Saturday, October 17, 2015

Crónica a duas mãos sobre como duas cotas vêem a vida nocturna

sipérdueiti Antis foi purqê tiamava....
àgoratomábeibi aistuais consiquênciais...

Não estávamos à espera de ouvir o "Wake me up before you go" do George Michael, o "What a feeling" da Irene Cara ou o "Hurts so Good" de Mellencamp, mas também não há paciência para as kizombadas de mau português e para espaços cheios de homens pançudos de cerveja na mão a alimentá-la! E também não há paciência para o clima de engate descarado foleiro e descharmoso que adensa o ar fumador e os jogos de luzes de talho suburbano...ou será para enquadrar as pré-adolescentes desmamadas maquilhadas alma acima desde o umbigo à mostra até aos piercings mal pregados? Não nos interpretem mal, sem moralismos retrógrados, quem não estava bem ali éramos nós, ó cotas. É como diz o outro, "não há loiça para lavar em casa?" Se calhar tudo batia certo, o que a gente não estava era no nosso habitat natural, mas adiante.
Vamos às aprendizagens. Afinal o que está a dar "na noite" é sair de boné com autocolante e fato-de-treino, daqueles em que as calças parecem fraldas e lhes encurtam as pernas. A eles. Afinal ter "swag" é usar sutiãs pretos por baixo de tops brancos e usar cintas subidas em calças que não disfarçam a celulite precoce para corpos ainda sem partos. Os delas. Afinal ser "in" é estar sentado a uma mesa, em grupo, cada um com o seu telemóvel em riste. (Dá que pensar, estarão a falar no chat uns com os outros para contornar os decibéis ou estão a assistir ao último debate político para, depois, acertarem agulhas nas intenções de voto do gang em peso?).

bailaaaandooo, bailandooo
tu cuerpo y el mio llenando el vacio
subindo y bajando

Quase não se vê ninguém efectivamente bailando.
Os rituais tribais são outros.
Encostar-se ao balcão e esfregar os peitorais à espera que mais alguém repare que os têm insuflados de esteróides anabolizantes. Eles.
Tropeçar nos saltos (as que arriscaram encostar as sapatilhas iguais às deles) e ir penduradas nas amigas até à casa de banho para exorcizar o excesso de álcool misturado com cola zero, para não engordar. Elas.
Quando se encontram ou reencontram, eles e elas, temos esperança de os ver, finalmente bailando. Porém, os rituais tribais são outros.
Tirar selfies abraçados e beber shots acelerados. O refrão devia ser: emborcaaaando, emborcaaanndo. Espera, pensando bem, a letra sempre se coaduna:

Con tu física y tu química también tu anatomía
La cerveza y el tequila y tu boca con la mía
Ya no puedo mas (ya no puedo mas)

Quem não pode mais somos nós. Bora pra casa?

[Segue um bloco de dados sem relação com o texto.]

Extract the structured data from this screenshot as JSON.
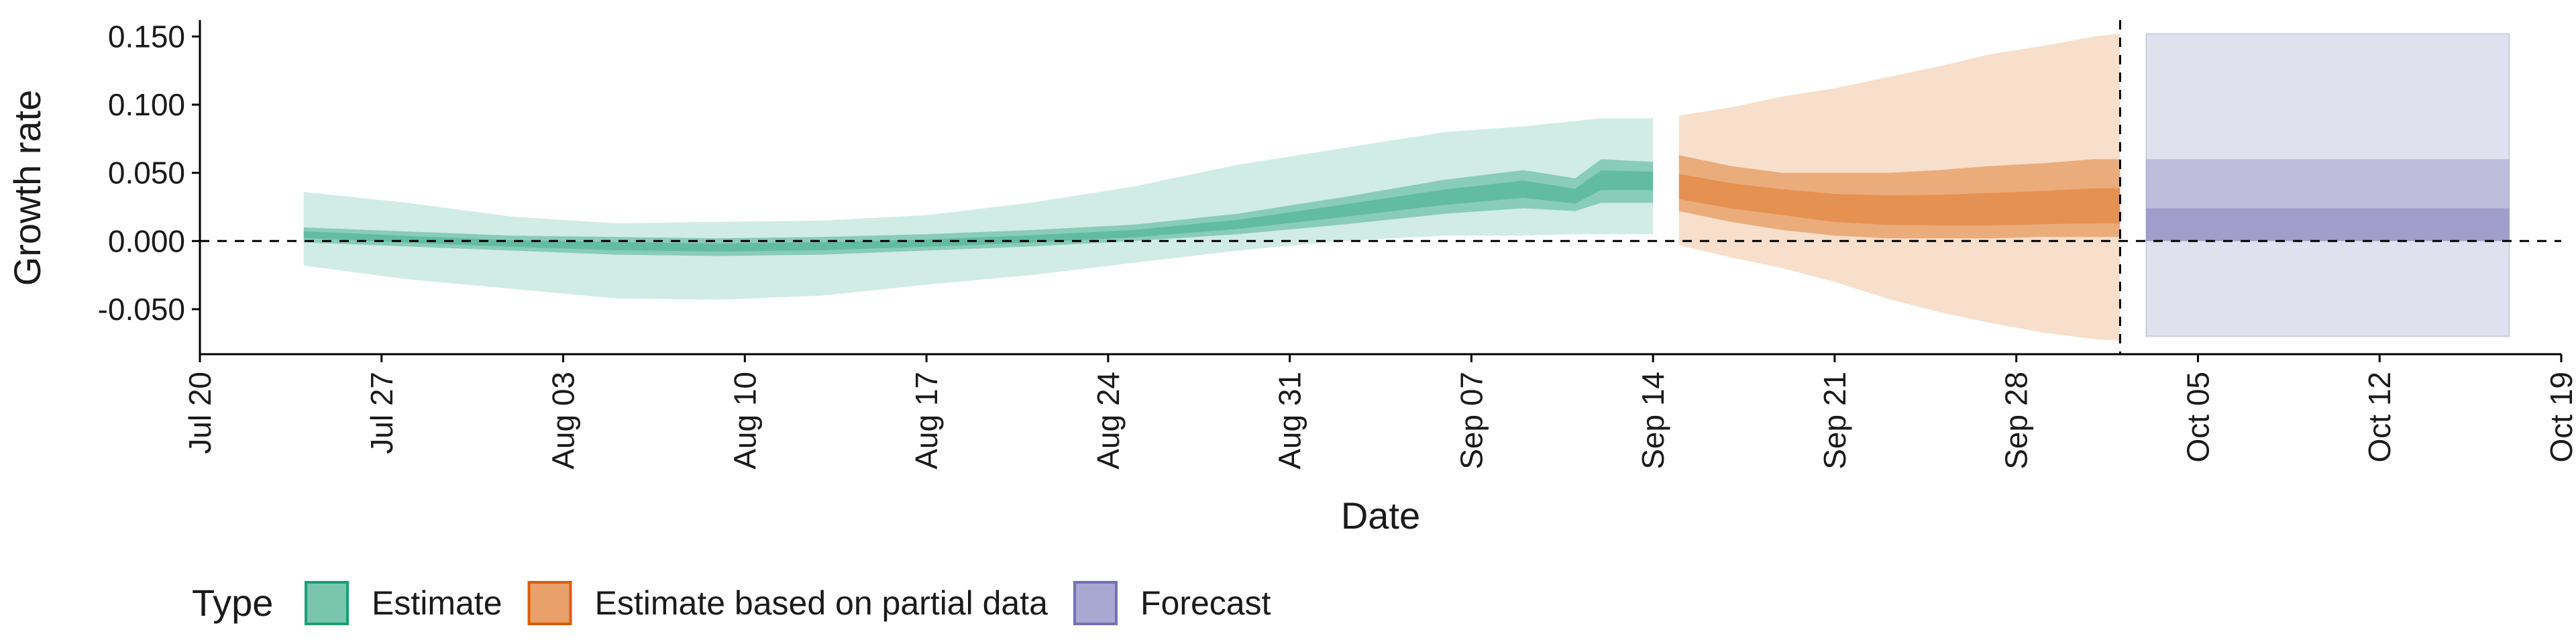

E que dizer do pai da miúda que era colega da nossa filha mais velha quando ambas tinham quatro meses de idade? Pois é! De dia, profissional de seguros, de noite um macaco com cio, com o grão na asa e o gargalo da mini na boca. O olhar turvo, provocador. Qual George Clooney! Nem sequer o Zé Cabra conseguia fazer melhor. É que se ao menos segurasse um copo de absolut citron... ainda dava para meditar, mas nada!

You are a dancing queen, young and sweet, only seventeen...

E vai desta aparece a fedelha a pedir-nos o tampão para estancar o sangue que lhe escorre perna abaixo. Vida maldita. Apetece dizer-lhe tampão não tché. Só cuecas de gola alta e pensos higiénicos XXL para absorção noturna. Não entende, a coitada. Ainda não pariu, não sabe o que é um fluxo. Em contrapartida, aos 15 anos sobeja-lhe a celulite a trepidar nas coxas desnudas, anafadas e engatadas nuns ténis rasos sem sal ou pimenta. Onde estão as saias travadas, as blusas apertadas e os saltos altos de fazer cortar a respiração?

Vamos até ao bar. Caipirinhas? É lá ao fundo. Não há Tom Cruise atrás do balcão. Servem-nos um sumo com sabor a lima e aroma de cachaça. Não chega para ver o Patrick Swaize na pista de dança, o Travolta e a Olívia Newton Jonh. Nem sequer uma miragem!
Ó saturday night fever sem febre nenhuma!

A páginas tantas, elas cansam-se. Invadem a pista de dança e... dançam. Abraçadas umas às outras. A disco foi transformada num baile da aldeia. Há novas e cotas. Nenhum deles tem coragem para quebrar aquele abanar de anca.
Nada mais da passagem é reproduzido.